Se volvió otra vez hacia los fogones y cogió el tenedor.

Sara se tomó la reprimenda de la mejor manera posible, dándose perfecta cuenta de que su madre no había contestado a la pregunta. Incapaz de contenerse, repitió:

– Lev es pelirrojo.

Cathy soltó el tenedor y se volvió otra vez.

– ¡También lo era su madre, idiota!

Tessa entró en la cocina con un grueso libro en las manos.

– ¿La madre de quién?

Cathy se refrenó.

– No es asunto tuyo.

– ¿Estás haciendo tortitas? -preguntó Tessa mientras dejaba el libro en la mesa.

Sara leyó el título: Las obras completas de Dylan Thomas.

– No -se mofó Cathy-, estoy convirtiendo agua en vino.

Tessa lanzó una mirada a Sara. Sara se encogió de hombros, como si no fuera ella la causa de la cólera de su madre.

– El desayuno estará listo dentro de unos minutos -les informó Cathy-. Poned la mesa.

Tessa no se movió.

– En realidad, yo tenía otros planes para esta mañana.

– ¿Qué planes? -preguntó Cathy.

– Le dije a Lev que me pasaría por la iglesia -contestó, y Sara se mordió la lengua.

Tessa lo vio y salió en su defensa.

– Están todos pasando por un mal momento.
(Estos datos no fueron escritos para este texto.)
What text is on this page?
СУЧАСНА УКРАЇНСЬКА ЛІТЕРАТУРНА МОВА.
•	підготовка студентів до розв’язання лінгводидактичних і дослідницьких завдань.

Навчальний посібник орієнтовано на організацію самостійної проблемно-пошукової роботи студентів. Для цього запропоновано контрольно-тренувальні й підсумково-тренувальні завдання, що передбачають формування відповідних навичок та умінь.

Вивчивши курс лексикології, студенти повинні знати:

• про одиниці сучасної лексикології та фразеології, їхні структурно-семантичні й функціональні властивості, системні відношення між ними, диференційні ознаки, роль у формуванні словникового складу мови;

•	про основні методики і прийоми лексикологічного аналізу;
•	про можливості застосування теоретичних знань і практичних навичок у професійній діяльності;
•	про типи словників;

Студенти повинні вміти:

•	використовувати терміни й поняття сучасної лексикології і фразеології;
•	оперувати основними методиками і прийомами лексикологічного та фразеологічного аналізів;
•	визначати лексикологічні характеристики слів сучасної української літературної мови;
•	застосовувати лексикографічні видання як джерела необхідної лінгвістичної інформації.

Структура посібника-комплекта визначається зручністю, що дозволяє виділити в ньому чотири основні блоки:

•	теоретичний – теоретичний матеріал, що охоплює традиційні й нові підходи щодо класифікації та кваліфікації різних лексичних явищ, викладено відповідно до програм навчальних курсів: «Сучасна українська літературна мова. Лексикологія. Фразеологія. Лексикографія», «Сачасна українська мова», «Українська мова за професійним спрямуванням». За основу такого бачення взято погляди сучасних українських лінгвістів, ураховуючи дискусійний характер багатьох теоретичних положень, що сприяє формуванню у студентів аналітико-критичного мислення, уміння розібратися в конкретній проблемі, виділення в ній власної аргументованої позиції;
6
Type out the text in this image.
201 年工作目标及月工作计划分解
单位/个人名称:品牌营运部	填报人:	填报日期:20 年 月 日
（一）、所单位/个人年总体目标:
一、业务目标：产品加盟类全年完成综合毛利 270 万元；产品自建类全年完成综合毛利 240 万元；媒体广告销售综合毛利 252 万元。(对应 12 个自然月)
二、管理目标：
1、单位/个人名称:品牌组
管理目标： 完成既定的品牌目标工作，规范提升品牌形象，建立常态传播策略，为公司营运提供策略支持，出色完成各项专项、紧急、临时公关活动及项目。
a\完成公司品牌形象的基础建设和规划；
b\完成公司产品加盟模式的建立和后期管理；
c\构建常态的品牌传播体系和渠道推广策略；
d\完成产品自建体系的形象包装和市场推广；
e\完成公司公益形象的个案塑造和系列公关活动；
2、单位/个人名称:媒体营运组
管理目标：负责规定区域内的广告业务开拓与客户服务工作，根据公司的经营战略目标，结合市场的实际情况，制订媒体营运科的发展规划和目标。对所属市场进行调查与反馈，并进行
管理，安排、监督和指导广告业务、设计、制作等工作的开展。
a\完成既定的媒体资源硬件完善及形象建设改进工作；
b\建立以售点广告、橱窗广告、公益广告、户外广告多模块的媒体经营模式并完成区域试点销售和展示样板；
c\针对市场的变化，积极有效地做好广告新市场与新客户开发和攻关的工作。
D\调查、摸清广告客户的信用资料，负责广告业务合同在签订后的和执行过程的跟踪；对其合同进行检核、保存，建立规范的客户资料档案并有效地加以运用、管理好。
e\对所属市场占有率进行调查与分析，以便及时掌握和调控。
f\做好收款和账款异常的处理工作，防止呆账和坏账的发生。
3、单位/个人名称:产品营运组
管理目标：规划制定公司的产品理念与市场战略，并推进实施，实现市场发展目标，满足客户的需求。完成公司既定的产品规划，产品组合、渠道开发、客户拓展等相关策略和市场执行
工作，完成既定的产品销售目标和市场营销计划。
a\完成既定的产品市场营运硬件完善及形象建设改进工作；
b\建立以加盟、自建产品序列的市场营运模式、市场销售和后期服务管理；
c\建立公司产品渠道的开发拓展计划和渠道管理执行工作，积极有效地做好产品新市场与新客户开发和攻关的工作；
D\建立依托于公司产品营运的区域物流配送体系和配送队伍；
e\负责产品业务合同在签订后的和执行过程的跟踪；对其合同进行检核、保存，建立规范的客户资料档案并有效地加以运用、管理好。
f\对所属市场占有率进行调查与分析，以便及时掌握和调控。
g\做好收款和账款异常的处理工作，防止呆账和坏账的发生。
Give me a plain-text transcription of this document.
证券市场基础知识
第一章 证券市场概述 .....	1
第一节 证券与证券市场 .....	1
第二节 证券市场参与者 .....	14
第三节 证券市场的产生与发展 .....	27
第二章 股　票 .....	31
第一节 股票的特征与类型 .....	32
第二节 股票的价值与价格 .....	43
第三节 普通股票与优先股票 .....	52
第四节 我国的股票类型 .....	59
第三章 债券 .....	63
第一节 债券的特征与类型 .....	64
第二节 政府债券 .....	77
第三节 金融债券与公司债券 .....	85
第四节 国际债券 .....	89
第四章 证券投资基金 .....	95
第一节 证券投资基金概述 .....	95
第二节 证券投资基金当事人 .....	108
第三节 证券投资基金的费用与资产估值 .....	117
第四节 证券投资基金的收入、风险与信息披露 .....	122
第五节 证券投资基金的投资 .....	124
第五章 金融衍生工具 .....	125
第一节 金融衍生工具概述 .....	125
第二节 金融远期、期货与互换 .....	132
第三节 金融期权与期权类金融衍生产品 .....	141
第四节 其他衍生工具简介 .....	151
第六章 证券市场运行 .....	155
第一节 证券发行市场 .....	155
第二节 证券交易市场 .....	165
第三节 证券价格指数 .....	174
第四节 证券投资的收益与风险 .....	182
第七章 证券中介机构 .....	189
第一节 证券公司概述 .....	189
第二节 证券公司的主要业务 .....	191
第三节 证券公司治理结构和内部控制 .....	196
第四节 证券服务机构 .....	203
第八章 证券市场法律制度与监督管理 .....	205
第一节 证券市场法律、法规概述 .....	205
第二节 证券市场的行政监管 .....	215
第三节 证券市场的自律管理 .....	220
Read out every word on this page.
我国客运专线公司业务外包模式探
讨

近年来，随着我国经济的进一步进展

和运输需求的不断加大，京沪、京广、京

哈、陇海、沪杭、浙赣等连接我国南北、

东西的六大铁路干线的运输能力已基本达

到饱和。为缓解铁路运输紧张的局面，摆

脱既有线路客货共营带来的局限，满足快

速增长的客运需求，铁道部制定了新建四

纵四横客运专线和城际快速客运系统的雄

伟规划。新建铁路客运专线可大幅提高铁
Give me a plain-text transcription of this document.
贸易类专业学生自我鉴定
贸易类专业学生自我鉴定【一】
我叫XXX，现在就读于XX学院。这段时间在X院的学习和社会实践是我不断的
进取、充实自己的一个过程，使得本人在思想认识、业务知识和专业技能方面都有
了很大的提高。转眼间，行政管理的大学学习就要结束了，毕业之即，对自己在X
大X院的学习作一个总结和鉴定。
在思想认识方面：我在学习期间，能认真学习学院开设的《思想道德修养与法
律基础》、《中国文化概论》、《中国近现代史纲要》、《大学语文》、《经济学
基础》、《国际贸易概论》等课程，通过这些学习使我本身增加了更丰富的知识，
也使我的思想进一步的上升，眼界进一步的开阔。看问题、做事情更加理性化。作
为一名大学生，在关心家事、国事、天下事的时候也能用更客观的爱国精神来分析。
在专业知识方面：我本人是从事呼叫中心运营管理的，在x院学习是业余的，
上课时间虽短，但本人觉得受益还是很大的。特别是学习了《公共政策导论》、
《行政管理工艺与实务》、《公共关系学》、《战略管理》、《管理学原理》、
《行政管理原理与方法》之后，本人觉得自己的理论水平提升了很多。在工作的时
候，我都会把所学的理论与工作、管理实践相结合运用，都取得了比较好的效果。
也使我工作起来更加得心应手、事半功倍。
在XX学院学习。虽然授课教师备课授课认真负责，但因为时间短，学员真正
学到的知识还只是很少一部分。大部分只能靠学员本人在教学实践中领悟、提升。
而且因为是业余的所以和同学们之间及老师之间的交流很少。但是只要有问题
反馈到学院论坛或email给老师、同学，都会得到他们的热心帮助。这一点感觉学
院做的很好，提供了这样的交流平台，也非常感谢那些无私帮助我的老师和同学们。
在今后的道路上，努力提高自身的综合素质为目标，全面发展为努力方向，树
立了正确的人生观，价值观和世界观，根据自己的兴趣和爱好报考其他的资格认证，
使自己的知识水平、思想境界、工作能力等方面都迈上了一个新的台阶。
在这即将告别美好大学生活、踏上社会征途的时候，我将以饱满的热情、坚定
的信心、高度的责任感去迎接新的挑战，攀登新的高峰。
Sara asintió, pero Cathy tenía la espalda tiesa como un palo, y su desaprobación era tan visible como la luz parpadeante de una sirena.

Tessa prosiguió con cautela:

– Lo que hizo Paul no significa que todos sean mala gente.

– Yo no he dicho eso -replicó Cathy-. Thomas Ward es uno de los hombres más íntegros que he conocido.

Dirigió a Sara una mirada iracunda, retándola a decir algo.

– Lamento no ir a tu iglesia, yo sólo… -se disculpó Tessa.

– Oye, guapa, sé exactamente a qué vas allí -repuso Cathy.

Tessa miró a Sara enarcando las cejas, pero Sara sólo pudo encogerse otra vez de hombros, alegrándose de que su madre se enzarzara en esa pelea.

– Eso es un lugar de culto. -Esta vez Cathy señaló a Tessa con el dedo-. La iglesia no es un sitio más donde ir a ligar.

Tessa soltó una carcajada, pero enmudeció de pronto al ver que su madre hablaba en serio.

– No es eso -adujo-. Me gusta ir allí.

– A ti lo que te gusta es Leviticus Ward.

– Bueno -reconoció Tessa con una sonrisa en los labios-, sí, pero también me gusta la iglesia.

Cathy se plantó en jarras y miró alternativamente a sus dos hijas como si no supiera qué hacer con ellas.

– Lo digo en serio, mamá -insistió Tessa-. Quiero ir allí. No sólo por Lev, también por mí.

Pese a sus propias ideas al respecto, Sara salió en su defensa.

– Lo que dice es verdad.

Cathy apretó los labios, y por un momento Sara pensó que iba a llorar. Siempre había sabido que la religión era importante para su madre, pero Cathy nunca se la había impuesto a sus hijas. Quería que ellas eligieran la espiritualidad por su propia iniciativa, y Sara vio lo feliz que la hacía que Tessa hubiera entrado en vereda. Por un breve instante, sintió celos por no poder hacer lo mismo.